Certains ne voient en l’aventure irakienne qu’une guerre du pétrole ou une réponse maladroite à la menace terroriste. C’est oublier que derrière les grandes décisions, il y a aussi de grands décideurs. Voilà pourquoi, dans cette entreprise militaire il est légitime d’également déceler le désir de deux hommes d’Etat de suivre un modèle paternel : Le président américain voulant finir à Bagdad l’œuvre commencée par son père et le Premier Ministre britannique se cherchant une paternité symbolique à la mesure de son talent. J’imagine fort bien Tony Blair – à l’heure des choix cruciaux en matière de politique étrangère – contemplant le portrait de son glorieux prédécesseur accroché sur quelque mur de Downing Street et décider de diriger son pays en digne fils spirituel du Sauveur de la Nation. Les élections les plus cruciales de son mandat furent donc… les élections présidentielles américaines. La place du Premier britannique dans l’histoire eut sans doute été différente si une autre politique étrangère s’était dessinée à Washington. Il ne trainerait pas derrière lui l’aventure irakienne tel un boulet.
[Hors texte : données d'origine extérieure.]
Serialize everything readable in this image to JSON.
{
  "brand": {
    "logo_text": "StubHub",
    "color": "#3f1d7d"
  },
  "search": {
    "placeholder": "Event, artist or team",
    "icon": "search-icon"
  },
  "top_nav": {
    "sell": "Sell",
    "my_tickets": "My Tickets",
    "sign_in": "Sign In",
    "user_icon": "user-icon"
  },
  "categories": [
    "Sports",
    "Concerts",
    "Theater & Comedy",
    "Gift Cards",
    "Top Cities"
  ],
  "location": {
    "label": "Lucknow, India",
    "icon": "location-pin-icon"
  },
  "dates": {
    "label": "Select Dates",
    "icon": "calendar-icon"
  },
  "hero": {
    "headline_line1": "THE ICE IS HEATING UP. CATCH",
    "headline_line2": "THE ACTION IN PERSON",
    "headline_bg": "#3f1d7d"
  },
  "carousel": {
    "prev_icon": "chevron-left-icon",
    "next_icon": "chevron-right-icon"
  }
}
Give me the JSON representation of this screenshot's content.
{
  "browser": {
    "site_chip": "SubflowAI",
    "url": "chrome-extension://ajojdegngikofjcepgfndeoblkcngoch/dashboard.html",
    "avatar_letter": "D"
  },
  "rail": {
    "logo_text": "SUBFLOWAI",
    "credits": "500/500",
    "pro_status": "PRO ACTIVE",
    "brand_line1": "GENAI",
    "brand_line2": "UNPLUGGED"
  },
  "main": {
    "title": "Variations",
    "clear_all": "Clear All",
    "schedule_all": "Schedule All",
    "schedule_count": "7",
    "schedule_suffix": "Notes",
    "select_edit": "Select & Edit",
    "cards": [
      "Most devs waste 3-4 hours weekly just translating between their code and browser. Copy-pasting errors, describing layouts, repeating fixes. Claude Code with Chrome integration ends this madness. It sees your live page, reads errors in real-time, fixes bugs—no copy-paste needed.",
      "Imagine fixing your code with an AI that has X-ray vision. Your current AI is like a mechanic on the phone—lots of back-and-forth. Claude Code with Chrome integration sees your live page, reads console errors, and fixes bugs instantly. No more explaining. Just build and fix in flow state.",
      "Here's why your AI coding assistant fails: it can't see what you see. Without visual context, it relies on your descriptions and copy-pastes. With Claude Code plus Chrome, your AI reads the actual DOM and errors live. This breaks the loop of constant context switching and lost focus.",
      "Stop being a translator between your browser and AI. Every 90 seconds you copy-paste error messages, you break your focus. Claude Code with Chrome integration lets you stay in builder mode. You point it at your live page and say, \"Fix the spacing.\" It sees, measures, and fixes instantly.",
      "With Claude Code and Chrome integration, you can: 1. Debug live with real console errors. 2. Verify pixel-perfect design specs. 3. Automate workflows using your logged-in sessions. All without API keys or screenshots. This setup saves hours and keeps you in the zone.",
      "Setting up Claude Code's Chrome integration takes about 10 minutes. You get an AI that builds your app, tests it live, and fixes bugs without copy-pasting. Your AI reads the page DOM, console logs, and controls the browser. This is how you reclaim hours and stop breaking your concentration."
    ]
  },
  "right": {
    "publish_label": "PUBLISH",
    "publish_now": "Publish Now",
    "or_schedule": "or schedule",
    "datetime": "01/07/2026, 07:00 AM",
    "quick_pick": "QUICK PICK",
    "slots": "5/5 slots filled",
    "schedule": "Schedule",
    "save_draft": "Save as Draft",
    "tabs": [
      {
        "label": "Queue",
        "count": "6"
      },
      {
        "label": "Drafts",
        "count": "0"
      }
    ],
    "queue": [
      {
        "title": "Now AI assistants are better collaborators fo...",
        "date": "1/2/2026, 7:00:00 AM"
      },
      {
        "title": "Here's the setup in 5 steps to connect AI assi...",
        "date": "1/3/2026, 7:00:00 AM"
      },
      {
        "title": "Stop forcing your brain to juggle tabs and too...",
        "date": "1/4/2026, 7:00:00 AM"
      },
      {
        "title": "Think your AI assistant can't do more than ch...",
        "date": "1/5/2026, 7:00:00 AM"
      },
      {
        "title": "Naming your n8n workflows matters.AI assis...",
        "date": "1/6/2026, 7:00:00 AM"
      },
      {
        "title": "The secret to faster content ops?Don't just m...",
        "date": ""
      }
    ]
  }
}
Même pour les plus brillants d’entre les fils d’hommes, l’ombre du père se fait parfois pesante. Est-ce d’ailleurs un hasard si Tony Blair a choisi la date du 10 mai pour annoncer son retrait politique ? C’est la date d’entrée en fonction de Winston Churchill comme premier ministre en 1940. « N’appelez personne votre ‘père’ sur la terre : car vous n’en avez qu’un, le Père céleste ».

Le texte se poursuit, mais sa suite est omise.